The company at the ball was of many nationalities,—French, English, and German officers, the Americans of the Khedive’s staff, and representatives of all the powers, great and small. The diplomats and army officers knew the dreadful confusion of Ismaïl’s affairs. Though all were guarded in their talk, one felt that Cairo society was an armed camp, where France and England were engaged in a silent duel for the control of the Suez Canal, Germany was “out for trade”, and only the American Condottieri were for the Khedive!

The catastrophe came a few months later, when Ismaïl Pasha was deposed and left Alexandria for Naples with his harem, his suite, and his two sons, Hussein and Hassan, on the yacht Mahroussahl, leaving his uneasy throne to my friend Tewfik Pasha. When she read of this my mother exclaimed:

“Our friends the Princesses of the Abdin Palace have their wish at last; they are now traveling to a new country!”

In Egypt my mother seemed much of the time to be living a life quite apart from the sight-seeing and adventuring we shared. At the first glimpse of the river Nile she seemed to enter a world where I could not follow her. Moses, Joseph, the Pharaoh of the Exodus, all the figures in Bible history with whom she had been familiar since earliest childhood, stole between us like impalpable shadows, claiming her for their own.
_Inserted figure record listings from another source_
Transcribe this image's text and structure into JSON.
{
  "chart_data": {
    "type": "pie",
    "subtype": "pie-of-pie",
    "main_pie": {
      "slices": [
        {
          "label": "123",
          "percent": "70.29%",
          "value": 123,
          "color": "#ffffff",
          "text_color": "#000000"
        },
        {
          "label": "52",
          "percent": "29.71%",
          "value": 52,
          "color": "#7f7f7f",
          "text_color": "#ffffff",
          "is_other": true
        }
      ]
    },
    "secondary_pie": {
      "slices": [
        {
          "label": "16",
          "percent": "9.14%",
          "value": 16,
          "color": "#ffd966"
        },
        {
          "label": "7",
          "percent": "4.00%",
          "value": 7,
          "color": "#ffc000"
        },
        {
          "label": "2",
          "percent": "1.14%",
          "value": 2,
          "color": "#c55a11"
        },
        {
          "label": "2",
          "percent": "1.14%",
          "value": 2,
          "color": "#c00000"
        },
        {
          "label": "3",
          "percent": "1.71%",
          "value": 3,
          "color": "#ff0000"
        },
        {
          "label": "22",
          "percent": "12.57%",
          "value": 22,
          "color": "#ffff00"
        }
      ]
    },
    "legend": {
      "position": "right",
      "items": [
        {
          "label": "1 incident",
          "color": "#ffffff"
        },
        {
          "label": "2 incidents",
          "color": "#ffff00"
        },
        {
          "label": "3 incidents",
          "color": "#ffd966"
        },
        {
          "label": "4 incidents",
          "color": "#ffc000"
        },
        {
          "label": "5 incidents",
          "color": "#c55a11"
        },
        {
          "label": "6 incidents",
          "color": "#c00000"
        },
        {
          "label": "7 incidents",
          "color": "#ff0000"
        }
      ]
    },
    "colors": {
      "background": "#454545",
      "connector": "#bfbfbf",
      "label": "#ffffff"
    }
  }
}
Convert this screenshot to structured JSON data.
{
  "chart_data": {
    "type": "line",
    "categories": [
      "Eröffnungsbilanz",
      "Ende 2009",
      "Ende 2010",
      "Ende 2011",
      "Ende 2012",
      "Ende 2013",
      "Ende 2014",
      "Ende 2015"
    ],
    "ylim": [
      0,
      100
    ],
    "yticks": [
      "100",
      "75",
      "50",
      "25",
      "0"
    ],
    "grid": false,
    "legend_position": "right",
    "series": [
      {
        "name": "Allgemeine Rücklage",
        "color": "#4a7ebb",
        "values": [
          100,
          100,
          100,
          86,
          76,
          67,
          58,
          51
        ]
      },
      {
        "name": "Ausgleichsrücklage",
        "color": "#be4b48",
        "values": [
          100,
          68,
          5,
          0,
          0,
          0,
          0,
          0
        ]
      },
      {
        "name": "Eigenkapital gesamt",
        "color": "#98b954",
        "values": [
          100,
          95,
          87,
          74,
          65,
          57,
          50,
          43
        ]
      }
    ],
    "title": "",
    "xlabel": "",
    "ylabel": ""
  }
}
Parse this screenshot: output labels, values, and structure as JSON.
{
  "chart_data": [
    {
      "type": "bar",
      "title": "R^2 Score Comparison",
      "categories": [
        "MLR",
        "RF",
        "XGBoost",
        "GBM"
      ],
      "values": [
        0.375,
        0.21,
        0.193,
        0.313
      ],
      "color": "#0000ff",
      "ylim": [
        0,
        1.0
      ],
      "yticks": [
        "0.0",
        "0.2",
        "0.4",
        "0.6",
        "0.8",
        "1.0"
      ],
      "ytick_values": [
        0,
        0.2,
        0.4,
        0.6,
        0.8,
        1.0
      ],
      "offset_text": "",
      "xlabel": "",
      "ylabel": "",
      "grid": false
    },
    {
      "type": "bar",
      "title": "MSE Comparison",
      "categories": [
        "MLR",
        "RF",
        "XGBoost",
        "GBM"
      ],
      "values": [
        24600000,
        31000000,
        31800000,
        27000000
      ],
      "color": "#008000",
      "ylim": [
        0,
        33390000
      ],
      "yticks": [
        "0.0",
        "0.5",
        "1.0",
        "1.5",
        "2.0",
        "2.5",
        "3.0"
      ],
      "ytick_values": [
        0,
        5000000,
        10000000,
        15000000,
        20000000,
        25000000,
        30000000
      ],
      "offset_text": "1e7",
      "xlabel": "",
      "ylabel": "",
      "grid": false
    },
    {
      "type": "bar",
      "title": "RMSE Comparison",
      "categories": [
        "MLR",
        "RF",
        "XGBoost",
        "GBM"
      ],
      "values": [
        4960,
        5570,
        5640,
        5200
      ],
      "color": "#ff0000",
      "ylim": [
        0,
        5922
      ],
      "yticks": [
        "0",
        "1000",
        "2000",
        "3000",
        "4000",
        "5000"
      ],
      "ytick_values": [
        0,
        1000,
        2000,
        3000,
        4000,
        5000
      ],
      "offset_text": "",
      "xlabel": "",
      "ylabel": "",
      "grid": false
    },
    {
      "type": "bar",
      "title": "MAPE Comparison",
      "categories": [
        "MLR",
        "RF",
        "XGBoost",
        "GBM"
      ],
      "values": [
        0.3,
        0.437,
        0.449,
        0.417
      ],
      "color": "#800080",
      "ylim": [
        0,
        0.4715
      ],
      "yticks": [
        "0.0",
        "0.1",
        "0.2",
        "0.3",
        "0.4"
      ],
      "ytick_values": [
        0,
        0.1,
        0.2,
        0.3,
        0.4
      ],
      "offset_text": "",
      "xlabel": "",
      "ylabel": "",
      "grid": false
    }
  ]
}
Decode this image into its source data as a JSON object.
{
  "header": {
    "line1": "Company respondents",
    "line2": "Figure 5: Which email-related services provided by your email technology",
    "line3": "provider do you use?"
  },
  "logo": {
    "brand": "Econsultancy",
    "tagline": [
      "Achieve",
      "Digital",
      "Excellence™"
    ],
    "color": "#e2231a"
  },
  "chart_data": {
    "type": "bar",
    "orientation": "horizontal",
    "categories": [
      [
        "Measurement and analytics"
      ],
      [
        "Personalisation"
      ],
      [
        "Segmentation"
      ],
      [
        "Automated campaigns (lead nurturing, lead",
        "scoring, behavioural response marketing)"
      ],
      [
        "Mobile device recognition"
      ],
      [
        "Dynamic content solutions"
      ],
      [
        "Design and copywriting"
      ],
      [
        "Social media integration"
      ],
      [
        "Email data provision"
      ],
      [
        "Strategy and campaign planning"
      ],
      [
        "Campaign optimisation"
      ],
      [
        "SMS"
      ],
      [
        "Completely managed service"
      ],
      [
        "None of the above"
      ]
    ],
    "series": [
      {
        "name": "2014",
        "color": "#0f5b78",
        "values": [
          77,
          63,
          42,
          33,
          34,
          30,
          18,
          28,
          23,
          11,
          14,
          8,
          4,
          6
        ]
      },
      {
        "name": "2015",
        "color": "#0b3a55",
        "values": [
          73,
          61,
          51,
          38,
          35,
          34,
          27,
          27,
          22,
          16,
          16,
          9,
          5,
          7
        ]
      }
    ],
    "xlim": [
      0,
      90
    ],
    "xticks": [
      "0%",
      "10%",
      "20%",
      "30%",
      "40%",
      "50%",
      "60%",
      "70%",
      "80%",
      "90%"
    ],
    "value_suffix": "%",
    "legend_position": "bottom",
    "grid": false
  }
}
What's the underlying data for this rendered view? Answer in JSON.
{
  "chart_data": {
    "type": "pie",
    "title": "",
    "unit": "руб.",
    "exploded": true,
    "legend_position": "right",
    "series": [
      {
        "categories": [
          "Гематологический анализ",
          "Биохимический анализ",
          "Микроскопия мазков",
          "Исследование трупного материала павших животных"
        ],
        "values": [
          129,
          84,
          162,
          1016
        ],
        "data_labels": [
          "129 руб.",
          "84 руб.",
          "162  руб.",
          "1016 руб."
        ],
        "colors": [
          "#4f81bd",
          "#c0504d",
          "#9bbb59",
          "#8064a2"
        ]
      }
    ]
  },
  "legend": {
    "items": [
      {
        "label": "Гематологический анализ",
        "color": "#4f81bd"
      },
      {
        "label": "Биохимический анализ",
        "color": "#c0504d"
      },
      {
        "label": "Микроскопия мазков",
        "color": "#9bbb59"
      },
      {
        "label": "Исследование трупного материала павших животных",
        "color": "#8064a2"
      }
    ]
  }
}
In Palestine this absorption increased. If all the rest of our long wandering was planned for my profit and pleasure, the trip to the Holy Land was for herself the realization of a life’s dream. For the only time in her life, so far as I know, she borrowed money to make what was then a very expensive journey.

“Those are the mountains of Judea,” a returning missionary pointed out, as we neared the coast. Soon the faint blue line grew stronger, we could make out the yellow beach, olive groves, palm trees, and the flags of many nationalities floating from the different consulates. We landed at Jaffa, not an easy matter, as the steamer anchored half a mile from shore, and we were compelled to clamber down to a small boat tossing like a cockleshell on the rough sea.

We traveled chiefly on horseback, over precipitous mountain trails, through the desert where we were told there was danger from the wild tribesmen. My mother was obliged to pay a large sum for an escort of Turkish soldiers to protect us from these wandering Bedouins. She made her arrangements so well that while we were camping in the desert near Jericho, Eugene Thayer, a rich young Bostonian, asked to join our party, his own men having proved untrustworthy.